In the era of digital India, Jammu and Kashmir (J&K) has witnessed internet shutdown for more than 127 times in 2018.
Every time there is an ambush, one of the first steps taken by the government for the maintenance of law and order is shutting down the internet to stop the dissemination of provocative content or news.
Intermittent internet suspension has been disrupting studies, business, news reporting and social life of the residents of the state to a great extent.
As internet has become an important resource for the society, people in Kashmir – especially students, traders, journalists and web designers – have been suffering immensely due to the internet shutdown.
Hamid Wani is a 25-year-old resident of Shrimal, a village from South Kashmir’s Shopian district. Hamid is a web designer by profession. His work is majorly dependent on the internet service. South Kashmir experiences frequent internet shutdown as compared to the Northern parts, owing to the intense ongoing conflict.
In 2015, after finishing BTech and his internship with the International Business Machines (IBM), he decided to come home and start his own business in Shopian.
“We have enough land where I constructed all the required infrastructure, and installed every possible equipment in order to provide good professional services, and invested more than Rs 10 lakh,” said Hamid.
For a year, his business did well – far more than his expectations. But in 2016, he was forced to shut down his business following the intensified conflict. Hamid then decided to go to Delhi, and started working with Samsung.
Due to unavailability of the study material, journalism students too from Kashmir are suffering.
A student of bachelors in journalism from a Baramulla degree college, shares his experience with Newsclick. He says that books related to his course are not available in the market, so he is totally dependent on the internet.

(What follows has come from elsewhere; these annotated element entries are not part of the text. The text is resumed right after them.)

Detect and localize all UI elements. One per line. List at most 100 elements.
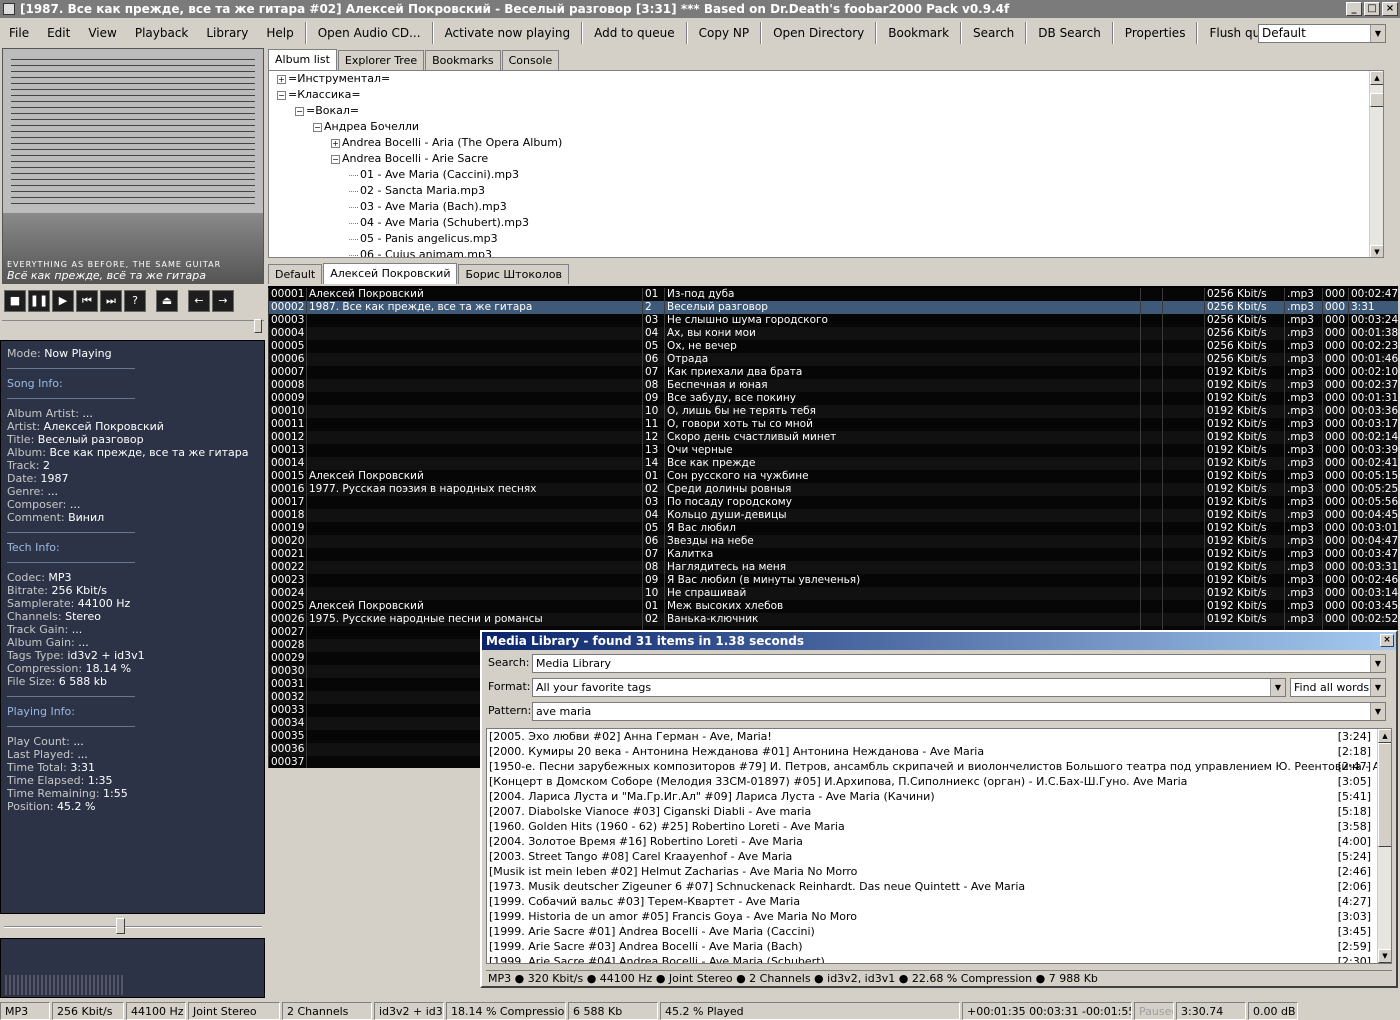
format-select[interactable]: All your favorite tags ▼ [532, 678, 1286, 697]
menu-playback[interactable]: Playback [126, 22, 198, 44]
expand-icon[interactable]: + [331, 138, 340, 148]
tree-item[interactable]: 06 - Cujus animam.mp3 [269, 247, 1383, 257]
playlist-row[interactable]: 00025 Алексей Покровский 01 Меж высоких хле… [268, 600, 1398, 613]
tree-item[interactable]: − Andrea Bocelli - Arie Sacre [269, 151, 1383, 167]
toolbar-button-7[interactable]: DB Search [1029, 22, 1110, 44]
playlist-tab[interactable]: Default [268, 264, 323, 284]
result-row[interactable]: [1999. Arie Sacre #04] Andrea Bocelli - … [487, 954, 1391, 963]
playlist-row[interactable]: 00004 04 Ах, вы кони мои 0256 Kbit/s .mp3 000… [268, 327, 1398, 340]
pause-icon[interactable]: ❚❚ [28, 290, 50, 312]
scroll-down-icon[interactable]: ▼ [1378, 949, 1391, 963]
match-mode-select[interactable]: Find all words ▼ [1290, 678, 1386, 697]
results-scrollbar[interactable]: ▲ ▼ [1377, 729, 1391, 963]
toolbar-button-8[interactable]: Properties [1116, 22, 1195, 44]
playlist-row[interactable]: 00012 12 Скоро день счастливый минет 0192 K… [268, 431, 1398, 444]
menu-file[interactable]: File [0, 22, 38, 44]
scroll-thumb[interactable] [1370, 93, 1383, 107]
playlist-row[interactable]: 00023 09 Я Вас любил (в минуты увлеченья) 0… [268, 574, 1398, 587]
result-row[interactable]: [1960. Golden Hits (1960 - 62) #25] Robe… [487, 819, 1391, 834]
playlist-row[interactable]: 00020 06 Звезды на небе 0192 Kbit/s .mp3 000 0… [268, 535, 1398, 548]
tree-scrollbar[interactable]: ▲ ▼ [1369, 71, 1383, 257]
seek-handle[interactable] [254, 319, 262, 333]
playlist-row[interactable]: 00026 1975. Русские народные песни и рома… [268, 613, 1398, 626]
result-row[interactable]: [2004. Лариса Луста и "Ма.Гр.Иг.Ал" #09]… [487, 789, 1391, 804]
menu-view[interactable]: View [79, 22, 125, 44]
chevron-down-icon[interactable]: ▼ [1370, 703, 1385, 720]
scroll-thumb[interactable] [1378, 743, 1391, 847]
tree-item[interactable]: 04 - Ave Maria (Schubert).mp3 [269, 215, 1383, 231]
search-source-select[interactable]: Media Library ▼ [532, 654, 1386, 673]
toolbar-button-3[interactable]: Copy NP [690, 22, 758, 44]
toolbar-button-1[interactable]: Activate now playing [436, 22, 580, 44]
tree-item[interactable]: − =Вокал= [269, 103, 1383, 119]
result-row[interactable]: [1973. Musik deutscher Zigeuner 6 #07] S… [487, 879, 1391, 894]
tree-item[interactable]: − =Классика= [269, 87, 1383, 103]
tree-item[interactable]: 02 - Sancta Maria.mp3 [269, 183, 1383, 199]
tree-item[interactable]: 01 - Ave Maria (Caccini).mp3 [269, 167, 1383, 183]
collapse-icon[interactable]: − [313, 122, 322, 132]
menu-help[interactable]: Help [257, 22, 302, 44]
playlist-row[interactable]: 00001 Алексей Покровский 01 Из-под дуба 0256… [268, 288, 1398, 301]
chevron-down-icon[interactable]: ▼ [1370, 655, 1385, 672]
playlist-row[interactable]: 00003 03 Не слышно шума городского 0256 Kbi… [268, 314, 1398, 327]
playlist-row[interactable]: 00013 13 Очи черные 0192 Kbit/s .mp3 000 00:03… [268, 444, 1398, 457]
result-row[interactable]: [1950-е. Песни зарубежных композиторов #… [487, 759, 1391, 774]
stop-icon[interactable]: ■ [4, 290, 26, 312]
result-row[interactable]: [2003. Street Tango #08] Carel Kraayenho… [487, 849, 1391, 864]
expand-icon[interactable]: + [277, 74, 286, 84]
forward-icon[interactable]: → [212, 290, 234, 312]
volume-handle[interactable] [116, 918, 125, 934]
play-icon[interactable]: ▶ [52, 290, 74, 312]
collapse-icon[interactable]: − [331, 154, 340, 164]
tree-item[interactable]: − Андреа Бочелли [269, 119, 1383, 135]
result-row[interactable]: [Концерт в Домском Соборе (Мелодия 33СМ-… [487, 774, 1391, 789]
tab-bookmarks[interactable]: Bookmarks [425, 50, 501, 70]
result-row[interactable]: [2000. Кумиры 20 века - Антонина Неждано… [487, 744, 1391, 759]
result-row[interactable]: [1999. Arie Sacre #03] Andrea Bocelli - … [487, 939, 1391, 954]
result-row[interactable]: [2007. Diabolske Vianoce #03] Ciganski D… [487, 804, 1391, 819]
scroll-down-icon[interactable]: ▼ [1370, 245, 1383, 257]
next-icon[interactable]: ⏭ [100, 290, 122, 312]
playlist-row[interactable]: 00010 10 О, лишь бы не терять тебя 0192 Kbi… [268, 405, 1398, 418]
playlist-row[interactable]: 00009 09 Все забуду, все покину 0192 Kbit/s… [268, 392, 1398, 405]
tab-album-list[interactable]: Album list [268, 49, 337, 70]
playlist-row[interactable]: 00006 06 Отрада 0256 Kbit/s .mp3 000 00:01:46 [268, 353, 1398, 366]
result-row[interactable]: [Musik ist mein leben #02] Helmut Zachar… [487, 864, 1391, 879]
maximize-icon[interactable]: □ [1364, 2, 1380, 16]
random-icon[interactable]: ? [124, 290, 146, 312]
seek-bar[interactable] [2, 319, 264, 334]
tree-item[interactable]: + Andrea Bocelli - Aria (The Opera Album) [269, 135, 1383, 151]
back-icon[interactable]: ← [188, 290, 210, 312]
playlist-row[interactable]: 00015 Алексей Покровский 01 Сон русского на… [268, 470, 1398, 483]
tree-item[interactable]: 03 - Ave Maria (Bach).mp3 [269, 199, 1383, 215]
previous-icon[interactable]: ⏮ [76, 290, 98, 312]
toolbar-button-2[interactable]: Add to queue [585, 22, 684, 44]
playlist-row[interactable]: 00017 03 По посаду городскому 0192 Kbit/s .m… [268, 496, 1398, 509]
scroll-up-icon[interactable]: ▲ [1378, 729, 1391, 743]
playlist-row[interactable]: 00021 07 Калитка 0192 Kbit/s .mp3 000 00:03:47 [268, 548, 1398, 561]
toolbar-button-4[interactable]: Open Directory [764, 22, 873, 44]
playlist-row[interactable]: 00008 08 Беспечная и юная 0192 Kbit/s .mp3 00… [268, 379, 1398, 392]
close-icon[interactable]: × [1380, 634, 1394, 647]
toolbar-button-0[interactable]: Open Audio CD... [309, 22, 430, 44]
result-row[interactable]: [1999. Собачий вальс #03] Терем-Квартет … [487, 894, 1391, 909]
playlist-row[interactable]: 00024 10 Не спрашивай 0192 Kbit/s .mp3 000 00:… [268, 587, 1398, 600]
result-row[interactable]: [2004. Золотое Время #16] Robertino Lore… [487, 834, 1391, 849]
result-row[interactable]: [1999. Historia de un amor #05] Francis … [487, 909, 1391, 924]
tree-item[interactable]: 05 - Panis angelicus.mp3 [269, 231, 1383, 247]
chevron-down-icon[interactable]: ▼ [1270, 679, 1285, 696]
tab-console[interactable]: Console [501, 50, 560, 70]
collapse-icon[interactable]: − [295, 106, 304, 116]
close-icon[interactable]: × [1382, 2, 1398, 16]
playlist-row[interactable]: 00018 04 Кольцо души-девицы 0192 Kbit/s .mp3… [268, 509, 1398, 522]
tree-item[interactable]: + =Инструментал= [269, 71, 1383, 87]
preset-select[interactable]: Default ▼ [1258, 24, 1386, 43]
minimize-icon[interactable]: _ [1346, 2, 1362, 16]
chevron-down-icon[interactable]: ▼ [1370, 679, 1385, 696]
chevron-down-icon[interactable]: ▼ [1370, 25, 1385, 42]
playlist-row[interactable]: 00016 1977. Русская поэзия в народных пес… [268, 483, 1398, 496]
result-row[interactable]: [1999. Arie Sacre #01] Andrea Bocelli - … [487, 924, 1391, 939]
pattern-input[interactable]: ave maria ▼ [532, 702, 1386, 721]
collapse-icon[interactable]: − [277, 90, 286, 100]
volume-slider[interactable] [2, 918, 264, 934]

“Internet shutdown is very common in Kashmir. When it happens ahead of or during exams, it becomes extremely difficult to study,” he said.
Even during strikes and curfews, when educational institutions remain shut, universities upload study material on their official websites. But due to the ban on the internet, students are not able to download it.
The president of the Private Schools’ Association, GN Var, while speaking to Newsclick, said, “Educational institutions hardly get more than 80 to 90 working days a year. During this time, it is impossible for a student and teacher to finish the syllabus.”
He added that they tried to approach Microsoft for intranet, by which, they could disseminate the study material among the students even after the internet ban. “We tried our best to get this service for the students, but the government didn’t approve despite multiple requests,” said Var.
Story of businessmen and traders is not any different. Bilal Bakshi, 37, runs a handicraft showroom on the famous Boulevard Road of Dal Lake.
Bilal’s customers are mostly tourists, and whenever they shop for more than Rs 10,000, and ask him for a “swipe machine”, he cannot provide that service, owing to the unavailability of internet at times. “The customers end up leaving my shop without buying the articles. I have lost more than Rs 20 lakh in 2018 due to internet shutdown. Unfortunately, there is not a single ATM within 7 km,” said Bilal.
Social networking sites like Facebook or online messaging platforms like WhatsApp have helped reduce the distance between the families and friends with the evolution of the internet. However, families in Kashmir are often bereft of this facility. Imtiaz Ahmad Mir, a 36-year-old neurosurgeon working in Saudi Arabia, hails from Chadoora – a village of Budgam district, where his mother and a younger brother live.
His mother, Sara Begum, is always worried whenever the internet is banned in Kashmir, as she cannot communicate with her son in this case.
While speaking to Newsclick, Sara said, “In 2016, calling and internet services were shut in Kashmir. It was during this period that my husband died, and we were not able to inform Bilal, and he could not see his father one last time. He could not perform his last rites.”
Journalists too, who are reporting from Kashmir, have a hard time.
Adil Hussain, a photojournalist from Kashmir is working with Polaris Images, which is based out of New York. Adil says that it is difficult to send his photographs to the desk due to the internet ban. “After spending so much time, and putting myself in danger covering the incidents, my photographs become irrelevant because I’m not able to file them on time,” said Adil.
During the ban, only lease lines are functioning that too with 1.5 or 1 GBPS speed, with which, it impossible to send a large file.
Many political analysts believe that the government at the Centre must change its strategies vis-à-vis the people of Kashmir. Right to information is a fundamental right of every human being, and Kashmiris are no different.